During dev mode (default gulp task), one of the transformations will specifically inject the following snippet into the bottom of your theme's functions.php
/**
* DEVELOPMENT MODE ONLY
*
* Browser-sync script loader
* to enable script/style injection
*
*/
add_action( 'wp_head', function () { ?>
<script type="text/javascript" id="__bs_script__">//<![CDATA[
document.write("<script async src='http://HOST:3000/browser-sync/browser-sync-client.js'><\/script>".replace("HOST", location.hostname));
//]]></script>
<?php }, 999);
This action will print out a script into your theme's head to link up to the browser-sync server and will handle all page refresh/injections your build process throws at it.
The actual server that this script points to is booted when you run the following gulp task (also called with the default gulp task):
var browserSync = require('browser-sync');
/**
* Spin up the browser-sync
* socket server to listen for
* and push code changes to the
* browser
*
*/
module.exports = function (done) {
browserSync({
logSnippet: false,
server: false,
open: false,
reloadDelay: 100,
reloadDebounce: 100
});
done();
};
So, you have your browser-sync server up and running and your theme can now update automatically using the script snippet, now all that is left is telling browser-sync what it should update and when.

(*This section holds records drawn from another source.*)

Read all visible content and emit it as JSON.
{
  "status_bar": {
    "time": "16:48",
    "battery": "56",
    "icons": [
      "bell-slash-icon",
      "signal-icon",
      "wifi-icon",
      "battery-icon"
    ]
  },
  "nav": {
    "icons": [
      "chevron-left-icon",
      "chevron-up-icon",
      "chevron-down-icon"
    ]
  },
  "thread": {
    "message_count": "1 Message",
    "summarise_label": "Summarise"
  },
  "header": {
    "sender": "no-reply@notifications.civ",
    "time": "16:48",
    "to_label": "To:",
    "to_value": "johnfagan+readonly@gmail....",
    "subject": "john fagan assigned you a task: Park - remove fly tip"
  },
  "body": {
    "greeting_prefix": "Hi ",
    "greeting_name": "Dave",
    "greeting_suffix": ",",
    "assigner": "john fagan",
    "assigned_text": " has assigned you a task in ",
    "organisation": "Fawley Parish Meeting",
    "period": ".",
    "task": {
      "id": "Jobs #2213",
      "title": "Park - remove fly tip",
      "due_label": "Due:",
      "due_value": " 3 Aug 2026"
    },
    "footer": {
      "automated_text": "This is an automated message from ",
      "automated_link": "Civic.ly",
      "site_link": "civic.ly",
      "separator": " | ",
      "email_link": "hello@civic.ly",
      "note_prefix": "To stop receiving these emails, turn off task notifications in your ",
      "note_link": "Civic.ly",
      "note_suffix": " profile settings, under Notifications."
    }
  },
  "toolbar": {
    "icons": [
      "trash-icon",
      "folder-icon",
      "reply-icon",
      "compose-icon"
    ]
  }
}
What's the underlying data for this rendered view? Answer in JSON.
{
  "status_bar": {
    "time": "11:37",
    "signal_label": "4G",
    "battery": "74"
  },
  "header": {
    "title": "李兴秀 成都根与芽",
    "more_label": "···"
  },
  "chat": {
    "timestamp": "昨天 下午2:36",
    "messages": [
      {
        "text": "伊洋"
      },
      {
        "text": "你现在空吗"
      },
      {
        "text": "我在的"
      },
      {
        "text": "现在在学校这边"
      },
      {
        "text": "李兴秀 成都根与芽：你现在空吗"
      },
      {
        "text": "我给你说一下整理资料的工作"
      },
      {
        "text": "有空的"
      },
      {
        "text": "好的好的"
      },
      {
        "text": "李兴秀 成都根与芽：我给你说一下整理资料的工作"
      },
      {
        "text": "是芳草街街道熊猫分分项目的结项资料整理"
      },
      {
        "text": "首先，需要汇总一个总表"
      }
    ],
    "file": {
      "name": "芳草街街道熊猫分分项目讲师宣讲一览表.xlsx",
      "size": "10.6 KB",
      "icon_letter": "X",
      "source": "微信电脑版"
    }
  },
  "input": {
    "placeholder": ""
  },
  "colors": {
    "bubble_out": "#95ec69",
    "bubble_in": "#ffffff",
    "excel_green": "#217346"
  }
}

For this, I found that the best way to approach it was to explicitly tell browser-sync to update right after any transforming gulp tasks, like sass to css processing, were done running. Mostly you just need to add the following to the end of your gulp tasks:
.on('end', browserSync.reload);
where browserSync is simply:
var browserSync = require('browser-sync');
Wrap up
This answer covers the basics you'll need to get browser-sync into your WP workflow. You can check out the wp-theme-bootstrap repo where we put all of this together to see the entire picture of how it works and try it out for yourselves, if you are interested.
We've been using this successfully now at the company for a while now. Hope you find it useful and if you have any suggestions feel free to chime in.